"In truth, I know not well what your grace means," answered the knight, "though I can see that some villain behind my back has been blackening my character in your fair opinion. I came here frankly to tender you, of my own free will, services that you once hinted might be acceptable. Men who would climb high, my lord duke, must make their first steps firm."
"True, true, sir knight," replied the duke, moderating the acerbity of his manner; "but how can I rise higher than I am? Perhaps, indeed, my pride may soar too high a pitch, when I fancy that in this realm, next to his grace the king, my head stands highest."
"True," said Sir Payan; "but I have heard a prophecy, that your grace's head should be of all the highest without any weakening qualification next to any man's. His grace King Henry may die, and I have myself known the Duke of Buckingham declare, that there were shrewd doubts whether the king's marriage with his brother's wife were so far valid as to give an heir to the English crown. Kings may die, too, of the sharp sword and the keen dagger. Such being the case, and the king dying without heirs male, who will stand so near the throne as the Duke of Buckingham? Who has so much the people's love? Who may command so many of the most expert and powerful men in England?"

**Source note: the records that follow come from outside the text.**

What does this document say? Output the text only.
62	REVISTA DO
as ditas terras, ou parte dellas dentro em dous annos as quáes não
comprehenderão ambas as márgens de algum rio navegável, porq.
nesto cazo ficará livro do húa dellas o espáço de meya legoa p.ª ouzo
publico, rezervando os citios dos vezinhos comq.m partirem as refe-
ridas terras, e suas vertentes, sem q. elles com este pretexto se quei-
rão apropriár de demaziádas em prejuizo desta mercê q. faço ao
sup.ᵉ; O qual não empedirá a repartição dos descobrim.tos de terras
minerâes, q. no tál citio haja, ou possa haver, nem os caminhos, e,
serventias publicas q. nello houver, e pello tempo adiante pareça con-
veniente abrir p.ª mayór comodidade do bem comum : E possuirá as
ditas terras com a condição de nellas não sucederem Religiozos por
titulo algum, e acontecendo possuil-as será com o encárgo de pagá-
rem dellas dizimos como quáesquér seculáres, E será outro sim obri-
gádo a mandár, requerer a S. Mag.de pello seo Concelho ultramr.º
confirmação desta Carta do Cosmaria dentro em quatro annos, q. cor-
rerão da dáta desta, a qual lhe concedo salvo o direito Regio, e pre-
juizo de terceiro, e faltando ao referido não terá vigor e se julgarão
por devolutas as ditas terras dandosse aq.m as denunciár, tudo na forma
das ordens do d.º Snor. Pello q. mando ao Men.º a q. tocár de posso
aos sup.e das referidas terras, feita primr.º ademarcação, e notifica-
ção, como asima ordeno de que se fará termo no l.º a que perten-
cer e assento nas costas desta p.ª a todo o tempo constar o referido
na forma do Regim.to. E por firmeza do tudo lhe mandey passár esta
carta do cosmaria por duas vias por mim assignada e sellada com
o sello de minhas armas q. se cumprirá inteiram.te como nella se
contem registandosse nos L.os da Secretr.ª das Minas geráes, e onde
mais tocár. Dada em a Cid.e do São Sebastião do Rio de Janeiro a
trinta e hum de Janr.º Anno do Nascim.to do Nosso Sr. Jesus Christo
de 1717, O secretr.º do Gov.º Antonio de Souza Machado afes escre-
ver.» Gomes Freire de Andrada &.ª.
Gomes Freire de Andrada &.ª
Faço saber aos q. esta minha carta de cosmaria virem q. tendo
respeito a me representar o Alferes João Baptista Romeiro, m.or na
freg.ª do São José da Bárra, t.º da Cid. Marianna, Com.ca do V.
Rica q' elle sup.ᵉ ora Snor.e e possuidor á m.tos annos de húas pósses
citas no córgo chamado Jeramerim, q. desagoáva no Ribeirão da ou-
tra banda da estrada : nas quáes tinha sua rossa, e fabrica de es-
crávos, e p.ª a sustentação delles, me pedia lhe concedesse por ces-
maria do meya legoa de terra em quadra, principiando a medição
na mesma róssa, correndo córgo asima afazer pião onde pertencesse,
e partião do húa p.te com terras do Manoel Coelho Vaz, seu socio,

The duke paused and thought. He was "not without ambition, though he was without the illness that should accompany it." No one did he more thoroughly abhor than Sir Payan Wileton; and, yet rich, powerful, unscrupulous, full of politic wile and daring stratagem, Sir Payan was a man who might serve him essentially as a friend, might injure him deeply as an enemy; and he was, moreover, one that must be treated as one or the other, must be either courted or defied. While a thousand thoughts of this kind passed through the mind of the duke, and connecting themselves with others, wandered far on the wild and uncertain tract that his ambition presented to his view, while the passion by which angels fell was combating in his bosom with duty, loyalty, and friendship, the eye of Sir Payan Wileton glanced from time to time towards his face, watching and calculating the emotions of his mind, with that degree of certainty which long observation of the passions and weakness of human nature had bestowed. At length he saw the countenance of the duke lighted up with a triumphant smile, while, fixing his eyes upon the figure of an old king in the tapestry, he seemed busily engaged in anticipations of the future. "He has them now," thought Sir Payan, "the crown, the sceptre, and the ball. Well, let him enjoy his golden dream;" and dropping his eyes on the table, he gathered the addresses of the various letters which Buckingham had apparently been writing: "The Earl of Devonshire"--"The Lord Dacre"--"Sir John Morton"--"The Earl of Fitzbernard, to be rendered to the hands of Sir Osborne Maurice"--"The Prior of Langley."
"Ha!" thought the knight, "Lord Fitzbernard! Sir Osborne Maurice! So, so! I have the train. Take heed, Buckingham! take heed, or you fall;" and he raised his eyes once more to the countenance of the duke, whose look was now fixed full upon him.
"Sir Payan Wileton," said Buckingham, "we have both been meditating, and perhaps our meditations have arrived at the same conclusion."
"I hope, my lord duke," answered Sir Payan, returning to the former subject of conversation, "that your grace finds that I may be of service to you."
"Not in the least," replied the duke, sternly; for it had so happened that his eyes had fallen upon Sir Payan just at the moment that the knight was furtively perusing the address of the letter to Lord Fitzbernard, and the combinations thus produced in the mind of the noble Buckingham had not been very much in favour of Sir Payan: "not in the least, Sir Payan Wileton. Let me tell you, sir, that you must render back Chilham Castle to its lord; you must reverse all the evil that you have done and attempted towards his son; you must abandon such foul schemes, and cancel all the acts of twenty years of your life, before you be such a man as may act with Buckingham."
"My lord duke! my lord duke!" cried Sir Payan, "this is too much to bear. Your pride, haughty peer, has made you mad, but your pride shall have a fall. Beware of yourself, Duke of Buckingham, for no one shall ever say that he offended Sir Payan Wileton unscathed. Know you that you are in my power?"
"In thine, insect!" cried the duke. "But begone! you move me too far. Ho! without there! Begone, I say, or Buckingham may forget himself!"